Tax professionals have long considered strategies within the letter of the law unimpeachable – but times are changing
As with many business leaders and tax professionals, the president of the CBI clearly feels a growing sense of frustration at the direction of the public debate over multinationals and their tax bills.
“Tax avoidance cannot be about morality, there are no absolutes …” Sir Roger Carr protested at an Oxford Business School event on Monday, before heading off to deliver a similar message to the prime minister. “Tax payments are not, and should not, be a down payment on social acceptability.” Ahead of next month’s G8 meeting on tax reform, he urged David Cameron: “Avoid the moral debate – it’s all about the rules”.
This is a common refrain from tax professionals, some of whom can get agitated at the suggestion there might be an ethical dimension to a company’s tax policy choices. It has long been held as an article of faith in such circles that tax strategies within the letter of the law are unimpeachable, even if they abuse the spirit.
The case most frequently cited in precedent is that of the 2nd Duke of Westminster, who in the 1930s successfully defended an innovative – and tax deductible – way he had found of paying his gardener. In judgment, Lord Tomlin backed his fellow peer: “Every man is entitled to order his affairs so that the tax attaching under the appropriate acts is less than it otherwise would be.”

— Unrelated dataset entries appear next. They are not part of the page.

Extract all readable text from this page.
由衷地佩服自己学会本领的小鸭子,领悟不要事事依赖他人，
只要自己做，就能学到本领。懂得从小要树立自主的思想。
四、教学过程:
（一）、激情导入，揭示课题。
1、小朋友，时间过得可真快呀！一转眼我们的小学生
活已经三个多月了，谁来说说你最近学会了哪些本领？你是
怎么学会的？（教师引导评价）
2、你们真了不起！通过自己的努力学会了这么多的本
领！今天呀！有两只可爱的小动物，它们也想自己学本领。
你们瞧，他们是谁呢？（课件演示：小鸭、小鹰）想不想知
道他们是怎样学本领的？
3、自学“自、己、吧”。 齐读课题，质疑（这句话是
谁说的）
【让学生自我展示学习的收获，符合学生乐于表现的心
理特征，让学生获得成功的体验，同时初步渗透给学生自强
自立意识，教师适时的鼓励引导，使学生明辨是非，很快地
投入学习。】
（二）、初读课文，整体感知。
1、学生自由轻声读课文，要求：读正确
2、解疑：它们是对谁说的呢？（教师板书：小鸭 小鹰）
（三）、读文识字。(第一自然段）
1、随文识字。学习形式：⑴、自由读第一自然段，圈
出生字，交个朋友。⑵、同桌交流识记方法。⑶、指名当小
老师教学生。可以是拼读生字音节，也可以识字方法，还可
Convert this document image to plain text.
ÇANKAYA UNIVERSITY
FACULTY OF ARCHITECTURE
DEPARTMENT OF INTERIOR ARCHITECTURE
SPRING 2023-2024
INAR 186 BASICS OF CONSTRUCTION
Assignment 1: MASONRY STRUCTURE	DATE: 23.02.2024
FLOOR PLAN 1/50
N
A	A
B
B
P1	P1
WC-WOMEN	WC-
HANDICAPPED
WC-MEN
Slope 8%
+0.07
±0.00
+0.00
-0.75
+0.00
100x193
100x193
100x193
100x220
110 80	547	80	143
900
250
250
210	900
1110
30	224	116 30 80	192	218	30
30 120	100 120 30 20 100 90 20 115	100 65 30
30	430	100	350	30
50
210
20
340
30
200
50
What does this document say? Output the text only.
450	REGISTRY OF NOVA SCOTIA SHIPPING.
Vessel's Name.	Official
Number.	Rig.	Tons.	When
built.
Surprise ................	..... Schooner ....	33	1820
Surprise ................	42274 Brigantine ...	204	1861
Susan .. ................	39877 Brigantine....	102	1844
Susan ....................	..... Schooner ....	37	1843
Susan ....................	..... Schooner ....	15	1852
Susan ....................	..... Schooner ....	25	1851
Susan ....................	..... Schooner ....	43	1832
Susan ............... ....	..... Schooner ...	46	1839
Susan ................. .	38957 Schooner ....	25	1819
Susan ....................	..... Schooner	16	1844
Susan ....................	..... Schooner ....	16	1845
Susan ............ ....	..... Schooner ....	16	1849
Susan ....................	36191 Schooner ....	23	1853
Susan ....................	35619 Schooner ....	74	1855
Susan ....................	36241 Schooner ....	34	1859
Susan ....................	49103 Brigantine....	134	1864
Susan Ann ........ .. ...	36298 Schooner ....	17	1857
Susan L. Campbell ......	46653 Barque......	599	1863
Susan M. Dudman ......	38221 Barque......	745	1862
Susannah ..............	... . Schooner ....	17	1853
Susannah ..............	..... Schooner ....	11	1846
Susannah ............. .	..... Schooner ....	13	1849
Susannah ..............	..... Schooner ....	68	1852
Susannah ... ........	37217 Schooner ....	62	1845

For good measure, the judge added: “If he succeeds in ordering them so as to secure that result, then, however unappreciative the Commissioners of Inland Revenue or his fellow taxpayers may be of his ingenuity, he cannot be compelled to pay an increased tax.”
For decades these words have set the parameters for disputes, the Queensbury rules for tax litigation. Moral indignation – cries that clever tax strategies abuse parliament’s intent – have been cast out as irrelevant distractions.
Such a disciplined approach appeals to lawyers, tax advisers and accountants, professionals who instinctively like rules and clarity. But that status quo is changing.
Against the backdrop of austerity, there has been a belated awakening to the creep of tax avoidance by multinationals, particularly over the last decade or so. Cash-strapped consumers are not amused when they learn of the avoidance structures deployed by the likes of Starbucks, Google and Amazon. Corporate reputations have taken a drubbing as a result.
Yes, we now need bold tax reforms at an international level to give businesses and citizens clarity about what it means to pay a fair share of tax. But there will always be a biting point, where large, complex organisations butt up against the boundaries of international treaties and rules.
Carr suggests companies must make “responsible judgments” about how aggressive they are on tax, “finding a balance between fiduciary duty and [questions of] social awareness and corporate reputation”. If these aren’t moral considerations, what are they?
And surely there is no better moral watchdog to ensure good behaviour than Lord Tomlin’s potentially “unappreciative taxpayer”.